There are also important biases and illusions here, see the chapter on Kahneman.

Intrinsic Value

As evaluators, sometimes we are told that certain things “just are” valuable to the client, and we are told how to calculate their Value, according to a pre-defined rule, usually given in an evaluation Terms of Reference.

But Value is a challenge to evaluators above and beyond these demands.

First, we might need to make intermediate calculations about the value or quality of something, for example the quality of some teaching, even though this is not of direct interest to the client and no specific criteria are given. If the quality of the teaching is relevant to understanding why some part of a project was not effective, the client will expect the evaluator to report on it.

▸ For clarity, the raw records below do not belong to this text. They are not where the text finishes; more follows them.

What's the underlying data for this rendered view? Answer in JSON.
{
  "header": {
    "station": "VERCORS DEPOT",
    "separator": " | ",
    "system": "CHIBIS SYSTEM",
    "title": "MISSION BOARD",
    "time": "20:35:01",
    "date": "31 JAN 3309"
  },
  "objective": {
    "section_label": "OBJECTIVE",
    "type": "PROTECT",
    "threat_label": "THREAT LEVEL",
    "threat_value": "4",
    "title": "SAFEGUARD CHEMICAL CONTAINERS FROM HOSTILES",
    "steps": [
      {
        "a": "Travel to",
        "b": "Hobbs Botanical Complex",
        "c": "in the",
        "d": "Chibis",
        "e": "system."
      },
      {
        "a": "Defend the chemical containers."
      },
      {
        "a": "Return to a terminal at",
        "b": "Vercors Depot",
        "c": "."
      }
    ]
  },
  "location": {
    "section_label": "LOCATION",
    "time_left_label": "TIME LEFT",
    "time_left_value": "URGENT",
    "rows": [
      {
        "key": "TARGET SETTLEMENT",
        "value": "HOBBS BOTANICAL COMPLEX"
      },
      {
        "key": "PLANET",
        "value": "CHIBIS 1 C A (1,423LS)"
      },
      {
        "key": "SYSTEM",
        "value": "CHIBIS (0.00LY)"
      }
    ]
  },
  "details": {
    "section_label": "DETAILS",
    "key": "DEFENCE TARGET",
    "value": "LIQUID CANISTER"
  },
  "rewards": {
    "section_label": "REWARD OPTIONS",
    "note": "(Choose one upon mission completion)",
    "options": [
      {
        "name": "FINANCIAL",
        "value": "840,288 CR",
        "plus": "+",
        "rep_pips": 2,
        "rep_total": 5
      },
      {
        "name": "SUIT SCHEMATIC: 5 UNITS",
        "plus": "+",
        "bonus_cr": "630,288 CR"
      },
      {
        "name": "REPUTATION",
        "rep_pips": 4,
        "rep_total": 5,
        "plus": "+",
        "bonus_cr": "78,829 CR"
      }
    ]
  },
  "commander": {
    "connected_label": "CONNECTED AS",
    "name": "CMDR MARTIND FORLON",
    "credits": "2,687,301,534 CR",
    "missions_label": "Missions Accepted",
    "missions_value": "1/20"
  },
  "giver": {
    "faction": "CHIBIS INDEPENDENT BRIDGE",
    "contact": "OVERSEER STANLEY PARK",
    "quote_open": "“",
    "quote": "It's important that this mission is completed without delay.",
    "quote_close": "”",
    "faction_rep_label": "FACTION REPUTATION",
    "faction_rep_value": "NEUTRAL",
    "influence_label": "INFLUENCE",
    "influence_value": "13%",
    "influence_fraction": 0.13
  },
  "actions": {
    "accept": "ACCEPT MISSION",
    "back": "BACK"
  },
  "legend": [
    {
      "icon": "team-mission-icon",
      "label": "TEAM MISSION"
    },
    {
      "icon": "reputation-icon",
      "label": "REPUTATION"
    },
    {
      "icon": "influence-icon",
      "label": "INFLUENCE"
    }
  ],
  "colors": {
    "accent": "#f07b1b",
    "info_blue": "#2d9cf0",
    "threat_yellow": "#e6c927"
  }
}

Second, in some cases we may need to make assessments of quality or value even in connection with Variables which have been explicitly defined by the client as “what counts”, even where this involves disagreeing with the client. This might sound like an unwelcome moral or political obligation which I want to push for moral or political reasons. But no, it follows from the nature of our work as evaluators.

• There are myriad concepts involving like “quality” and “value” which we come across doing evaluation, which have no central defining characteristic but bear only family relationships to one another; and these myriad concepts fade gradually off into myriad others which are not obviously about worth or value: there is no clear-cut distinction between “facts” and “values” in evaluation.
• Disputes about value and quality in evaluation are disputes about whether evaluation Statements correctly reflect what they are meant to reflect (e.g. are they reliable and valid) and as such are no different from disputes about other terms and concepts. Our duty as evaluators includes ensuring that our evaluation Statements (especially but not only those involving and implying value and quality) are correctly understood.